23 September KPUD Tangsel Akan Tetapkan Calon

Doni
23 September KPUD Tangsel Akan Tetapkan Calon
KPUD Tangerang Selatan bersama Bawaslu saat menyerahkan hasil test kesehatan kepada perwakilan bakal calon Walikota dan Wakil Walikota Tangsel.

RADAR NONSTOP - Komisi Pemilihan Umum (KPU) Daerah Tangerang Selatan (Tangsel) akan menetapkan tiga bakal calon (Bacalon) menjadi calon kandidat Walikota dan Wakil Walikota Tangerang Selatan, pada 23 September 2020 mendatang.

Penetapan calon tersebut bakal dilakukan, asalkan ketiga pasangan balon Walikota dan Wakil Walikota Tangsel, seperti Benyamin Davnie-Pilar Saga Ichsan, Muhamad-Rahayu Saraswati Djojohadikusumo dan Siti Nur Azizah-Ruhamaben, memenuhi syarat, Senin (14/9/2020).

Komisioner KPU Tangsel, bagian Divisi Teknis, Achmad Mudjahid Zein menjelaskan bahwa pihaknya akan menetapkan tiga Bacalon menjadi calon kandidat di Pilkada Tangsel pada 23 September 2020 mendatang.

BERITA TERKAIT :
Pak Tito Sebut Calon Kepala Daerah Pasang Orang Di KPU
Begal Payudara Spesialis CFD Masih Gentayangan

Ketiga paslon tersebut, kata Zein, kini belum melengkapi persyaratan sebagai calon kandidat di Pilkada Tangsel lantaran masing-masing bacalon dalam berkasnya masih ada kekurangan.

"Tahapannya abis ini kita tunggu kalau ada perbaikan, kita periksa lagi hasil perbaikannya. Nanti tanggal 23 kita tetapkan sebagai pasangan calon jika memenuhi syarat," terang Achmad Mudjahid Zein usai memberikan hasil test kesehatan masing-masing calon di KPUD Tangsel.

Meski begitu, Zein menegaskan, setelah tahapan penetapan calon, satu hari setelahnya KPUD Tangsel akan melakukan pengundian nomor urut calon.

"Tanggal 24 kita undi nomor urut untuk masing-masing pasangan calon, dan tanggal 25 masing-masing calon menyerahkan dana kampanyenya terkait laporan dana kampanye awal. Tanggal 26 sudah masuk kampanye,"jelasnya.

Informasinya, KPUD Tangsel akan membuat kampanye damai setelah proses persyaratan tersebut sudah dipenuhi oleh masing-masing calon.
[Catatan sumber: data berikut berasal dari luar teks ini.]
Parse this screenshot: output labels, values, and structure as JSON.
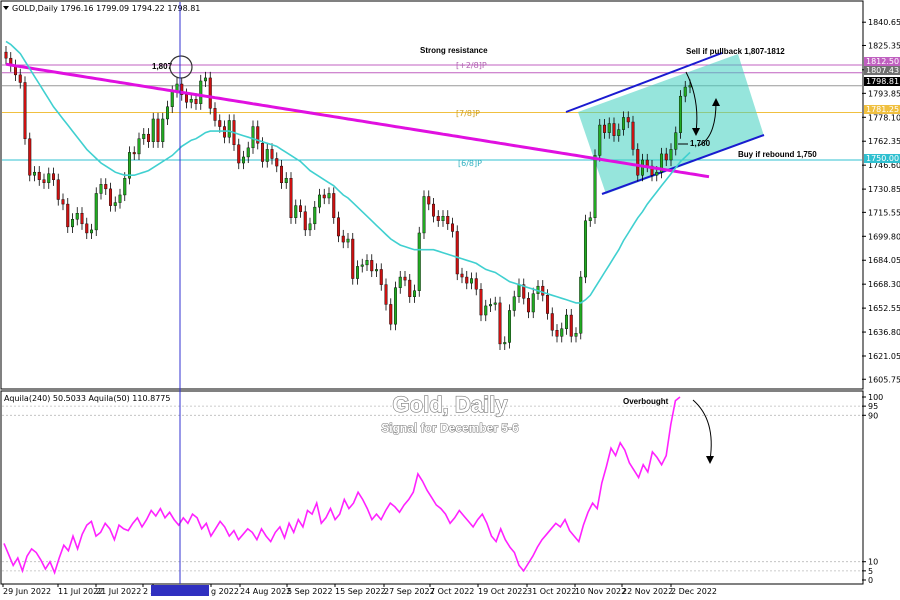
{
  "header": {
    "symbol_text": "GOLD,Daily  1796.16 1799.09 1794.22 1798.81"
  },
  "overlay": {
    "title": "Gold, Daily",
    "subtitle": "Signal for December 5-6"
  },
  "annotations": {
    "strong_resistance": "Strong resistance",
    "sell_note": "Sell if pullback 1,807-1812",
    "buy_note": "Buy if rebound 1,750",
    "level_1760": "1,760",
    "level_1807": "1,807",
    "overbought": "Overbought",
    "murray_top": "[+2/8]P",
    "murray_mid": "[7/8]P",
    "murray_low": "[6/8]P"
  },
  "price_tags": {
    "tag1": "1812.50",
    "tag2": "1807.43",
    "tag3": "1798.81",
    "tag4": "1781.25",
    "tag5": "1750.00"
  },
  "indicator": {
    "label": "Aquila(240) 50.5033  Aquila(50) 110.8775"
  },
  "colors": {
    "bull": "#22aa22",
    "bear": "#cc1111",
    "ma200": "#e010e0",
    "ma21": "#40d0d0",
    "channel": "#1a1ad0",
    "channel_fill": "#40d0c0",
    "oscillator": "#ff22ff"
  },
  "chart_data": [
    {
      "type": "candlestick",
      "title": "GOLD,Daily",
      "ylim": [
        1600,
        1850
      ],
      "y_ticks": [
        "1840.65",
        "1825.35",
        "1809.35",
        "1793.85",
        "1778.10",
        "1762.35",
        "1746.60",
        "1730.85",
        "1715.55",
        "1699.80",
        "1684.05",
        "1668.30",
        "1652.55",
        "1636.80",
        "1621.05",
        "1605.75"
      ],
      "x_tick_labels": [
        "29 Jun 2022",
        "11 Jul 2022",
        "21 Jul 2022",
        "2 Aug 2022",
        "2022.08.10 00:00",
        "g 2022",
        "24 Aug 2022",
        "5 Sep 2022",
        "15 Sep 2022",
        "27 Sep 2022",
        "7 Oct 2022",
        "19 Oct 2022",
        "31 Oct 2022",
        "10 Nov 2022",
        "22 Nov 2022",
        "2 Dec 2022"
      ],
      "close": [
        1817,
        1812,
        1806,
        1801,
        1764,
        1740,
        1742,
        1737,
        1735,
        1741,
        1737,
        1724,
        1721,
        1706,
        1711,
        1715,
        1708,
        1702,
        1704,
        1728,
        1734,
        1731,
        1720,
        1722,
        1727,
        1738,
        1755,
        1754,
        1764,
        1767,
        1762,
        1777,
        1762,
        1777,
        1785,
        1795,
        1800,
        1793,
        1788,
        1790,
        1787,
        1802,
        1804,
        1784,
        1776,
        1772,
        1765,
        1776,
        1760,
        1748,
        1752,
        1758,
        1772,
        1761,
        1749,
        1757,
        1751,
        1746,
        1735,
        1738,
        1712,
        1720,
        1716,
        1704,
        1708,
        1719,
        1727,
        1725,
        1728,
        1712,
        1700,
        1696,
        1698,
        1672,
        1680,
        1681,
        1684,
        1677,
        1678,
        1668,
        1655,
        1642,
        1666,
        1673,
        1671,
        1660,
        1664,
        1702,
        1726,
        1721,
        1713,
        1710,
        1713,
        1708,
        1703,
        1675,
        1673,
        1669,
        1672,
        1665,
        1648,
        1654,
        1655,
        1656,
        1629,
        1630,
        1651,
        1660,
        1668,
        1659,
        1650,
        1662,
        1667,
        1661,
        1649,
        1638,
        1634,
        1639,
        1648,
        1634,
        1636,
        1673,
        1710,
        1712,
        1753,
        1773,
        1768,
        1774,
        1766,
        1770,
        1778,
        1775,
        1757,
        1740,
        1750,
        1746,
        1740,
        1742,
        1754,
        1750,
        1757,
        1768,
        1792,
        1798,
        1799
      ],
      "ma200": [
        1813,
        1812.5,
        1812,
        1811.5,
        1811,
        1810.5,
        1810,
        1809.5,
        1809,
        1808.5,
        1808,
        1807.5,
        1807,
        1806.5,
        1806,
        1805.5,
        1805,
        1804.5,
        1804,
        1803.5,
        1803,
        1802.5,
        1802,
        1801.5,
        1801,
        1800.5,
        1800,
        1799.5,
        1799,
        1798.5,
        1798,
        1797.5,
        1797,
        1796.5,
        1796,
        1795.5,
        1795,
        1794.5,
        1794,
        1793.5,
        1793,
        1792.5,
        1792,
        1791.5,
        1791,
        1790.5,
        1790,
        1789.5,
        1789,
        1788.5,
        1788,
        1787.5,
        1787,
        1786.5,
        1786,
        1785.5,
        1785,
        1784.5,
        1784,
        1783.5,
        1783,
        1782.5,
        1782,
        1781.5,
        1781,
        1780.5,
        1780,
        1779.5,
        1779,
        1778.5,
        1778,
        1777.5,
        1777,
        1776.5,
        1776,
        1775.5,
        1775,
        1774.5,
        1774,
        1773.5,
        1773,
        1772.5,
        1772,
        1771.5,
        1771,
        1770.5,
        1770,
        1769.5,
        1769,
        1768.5,
        1768,
        1767.5,
        1767,
        1766.5,
        1766,
        1765.5,
        1765,
        1764.5,
        1764,
        1763.5,
        1763,
        1762.5,
        1762,
        1761.5,
        1761,
        1760.5,
        1760,
        1759.5,
        1759,
        1758.5,
        1758,
        1757.5,
        1757,
        1756.5,
        1756,
        1755.5,
        1755,
        1754.5,
        1754,
        1753.5,
        1753,
        1752.5,
        1752,
        1751.5,
        1751,
        1750.5,
        1750,
        1749.5,
        1749,
        1748.5,
        1748,
        1747.5,
        1747,
        1746.5,
        1746,
        1745.5,
        1745,
        1744.5,
        1744,
        1743.5,
        1743,
        1742.5,
        1742,
        1741.5,
        1741,
        1740.5,
        1740,
        1739.5,
        1739
      ],
      "ma21": [
        1828,
        1826,
        1823,
        1820,
        1815,
        1810,
        1805,
        1800,
        1795,
        1790,
        1785,
        1781,
        1777,
        1773,
        1769,
        1765,
        1761,
        1757,
        1754,
        1751,
        1748,
        1746,
        1744,
        1742,
        1741,
        1740,
        1740,
        1740,
        1741,
        1742,
        1743,
        1745,
        1747,
        1749,
        1751,
        1753,
        1756,
        1759,
        1761,
        1763,
        1764,
        1766,
        1768,
        1769,
        1769,
        1769,
        1769,
        1769,
        1768,
        1767,
        1766,
        1765,
        1764,
        1763,
        1762,
        1761,
        1760,
        1759,
        1757,
        1755,
        1753,
        1751,
        1749,
        1746,
        1743,
        1741,
        1739,
        1737,
        1735,
        1733,
        1730,
        1727,
        1725,
        1722,
        1719,
        1716,
        1713,
        1710,
        1707,
        1704,
        1701,
        1698,
        1696,
        1694,
        1693,
        1692,
        1691,
        1691,
        1691,
        1691,
        1691,
        1690,
        1689,
        1688,
        1687,
        1686,
        1685,
        1684,
        1683,
        1682,
        1680,
        1678,
        1677,
        1676,
        1674,
        1672,
        1670,
        1669,
        1668,
        1667,
        1666,
        1665,
        1664,
        1663,
        1662,
        1661,
        1660,
        1659,
        1658,
        1657,
        1656,
        1656,
        1658,
        1661,
        1666,
        1671,
        1676,
        1681,
        1686,
        1691,
        1697,
        1702,
        1707,
        1712,
        1716,
        1721,
        1725,
        1729,
        1733,
        1737,
        1741,
        1745,
        1749,
        1752,
        1755
      ]
    },
    {
      "type": "line",
      "title": "Aquila(240) 50.5033  Aquila(50) 110.8775",
      "ylim": [
        0,
        100
      ],
      "y_ticks": [
        "100",
        "95",
        "90",
        "10",
        "5",
        "0"
      ],
      "values": [
        20,
        14,
        8,
        12,
        5,
        13,
        17,
        15,
        11,
        6,
        10,
        4,
        12,
        19,
        16,
        24,
        17,
        25,
        30,
        32,
        24,
        26,
        31,
        28,
        22,
        30,
        28,
        27,
        31,
        34,
        29,
        33,
        38,
        35,
        39,
        34,
        37,
        33,
        30,
        34,
        31,
        36,
        34,
        28,
        31,
        24,
        28,
        32,
        29,
        24,
        27,
        22,
        25,
        28,
        26,
        22,
        28,
        24,
        21,
        26,
        29,
        23,
        31,
        26,
        33,
        29,
        38,
        36,
        42,
        31,
        34,
        39,
        33,
        36,
        44,
        39,
        42,
        48,
        44,
        39,
        33,
        36,
        33,
        38,
        42,
        40,
        37,
        41,
        44,
        48,
        58,
        54,
        49,
        45,
        41,
        39,
        36,
        31,
        34,
        38,
        35,
        32,
        29,
        33,
        36,
        31,
        24,
        21,
        28,
        22,
        18,
        15,
        8,
        5,
        9,
        13,
        18,
        22,
        25,
        28,
        31,
        29,
        33,
        27,
        24,
        21,
        30,
        37,
        42,
        39,
        53,
        62,
        72,
        68,
        75,
        71,
        64,
        60,
        56,
        63,
        59,
        70,
        67,
        63,
        68,
        85,
        98,
        100
      ]
    }
  ]
}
Pasalnya, hingga detik ini ketiga paslon diketahui secara detail belum menyerahkan dokumen sah.

Seperti informasi yang berhasil diperoleh Radarnonstop.co menyampaikan, terdapat kekurangan berkas yang terjadi dalam paslon Benyamin-Pilar, yakni terkait input data soal informasi pengalaman kerja Pilar Saga Ichsan. 

Paslon yang diusung Golkar dan didukung oleh PPP, PBB dan Gelora, itu dalam dokumennya disebutkan bahwa keponakan Airin Rachmi Diany tersebut sudah bekerja sebelum dirinya lahir.
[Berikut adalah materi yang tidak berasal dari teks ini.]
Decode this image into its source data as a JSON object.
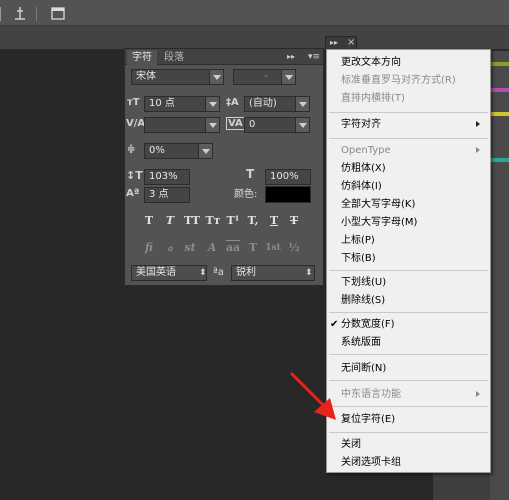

Sedangkan, paslon Siti Nur Azizah-Ruhamaben diketahui belum melengkapi syarat Laporan Harta Kekayaan Penyelenggara Negara (LHKPN).
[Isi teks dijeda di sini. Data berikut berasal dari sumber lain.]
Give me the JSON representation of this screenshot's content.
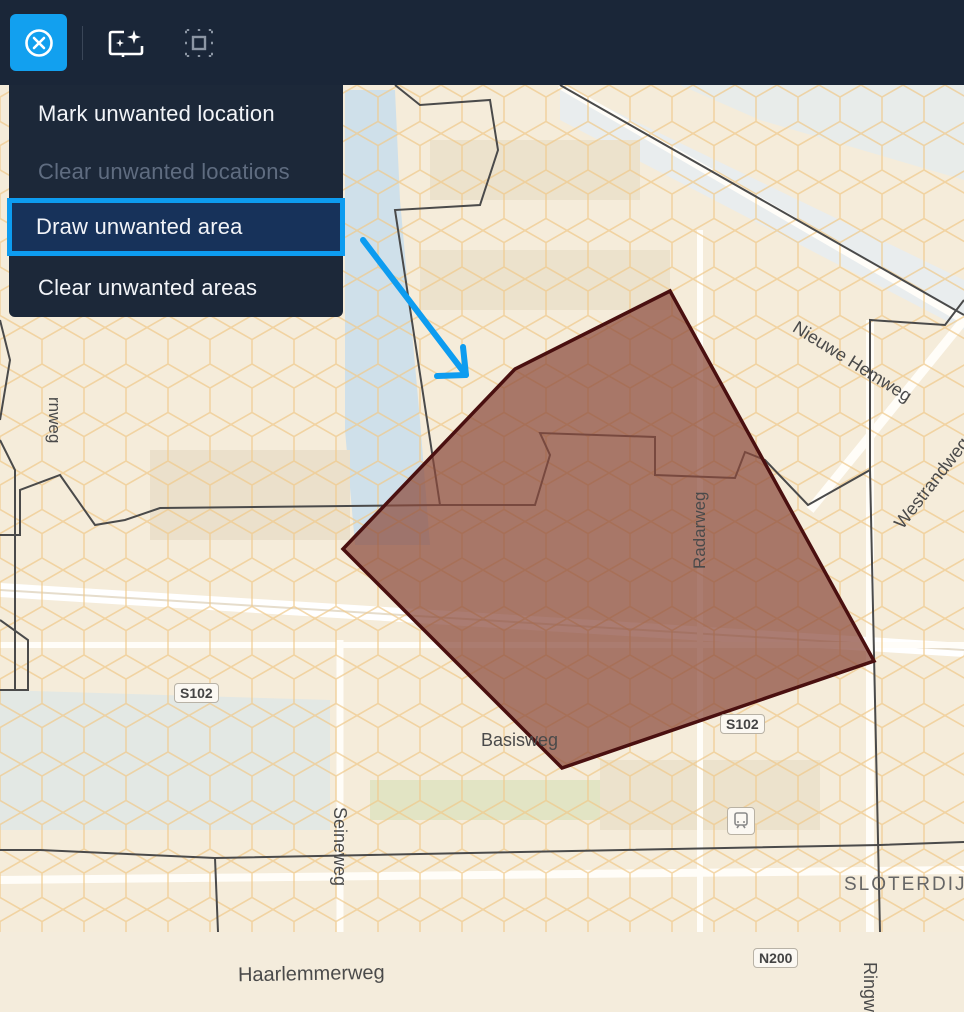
{
  "toolbar": {
    "tools": [
      {
        "icon": "close-circle-icon",
        "active": true
      },
      {
        "icon": "magic-select-icon",
        "active": false
      },
      {
        "icon": "area-select-icon",
        "active": false
      }
    ]
  },
  "menu": {
    "items": [
      {
        "label": "Mark unwanted location",
        "state": "enabled"
      },
      {
        "label": "Clear unwanted locations",
        "state": "disabled"
      },
      {
        "label": "Draw unwanted area",
        "state": "selected"
      },
      {
        "label": "Clear unwanted areas",
        "state": "enabled"
      }
    ]
  },
  "map": {
    "street_labels": {
      "nieuwe_hemweg": "Nieuwe Hemweg",
      "westrandweg": "Westrandweg",
      "radarweg": "Radarweg",
      "basisweg": "Basisweg",
      "seineweg": "Seineweg",
      "haarlemmerweg": "Haarlemmerweg",
      "sloterdijk": "SLOTERDIJ",
      "ringweg": "Ringw",
      "left_edge_weg": "rnweg"
    },
    "road_shields": [
      "S102",
      "S102",
      "N200"
    ]
  },
  "colors": {
    "toolbar_bg": "#1a2638",
    "accent": "#12a0ef",
    "menu_bg": "#1c2839",
    "polygon_fill": "#8b4a3c",
    "polygon_stroke": "#4a1010",
    "arrow": "#0d9cf0"
  }
}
Paslon yang diusung PKS, Demokrat, PKB dan didukung oleh partai non parlemen yakni PKPI tersebut belum menyerahkan tanda terima soal LHKPN. Meski ikhtisharnya sudah dilakukan lewat online saat pendaftaran.

Kekurangan lain pun juga terjadi terhadap paslon Muhamad-Rahayu Saraswati Djojohadikusumo. Pasangan yang diusung dengan koalisi gemuk yakni PDIP, Gerindra, PSI, PAN, Hanura dan didukung oleh Perindo, Nasdem, Berkarya dan Garuda, itu belum menandatangani visi-misinya.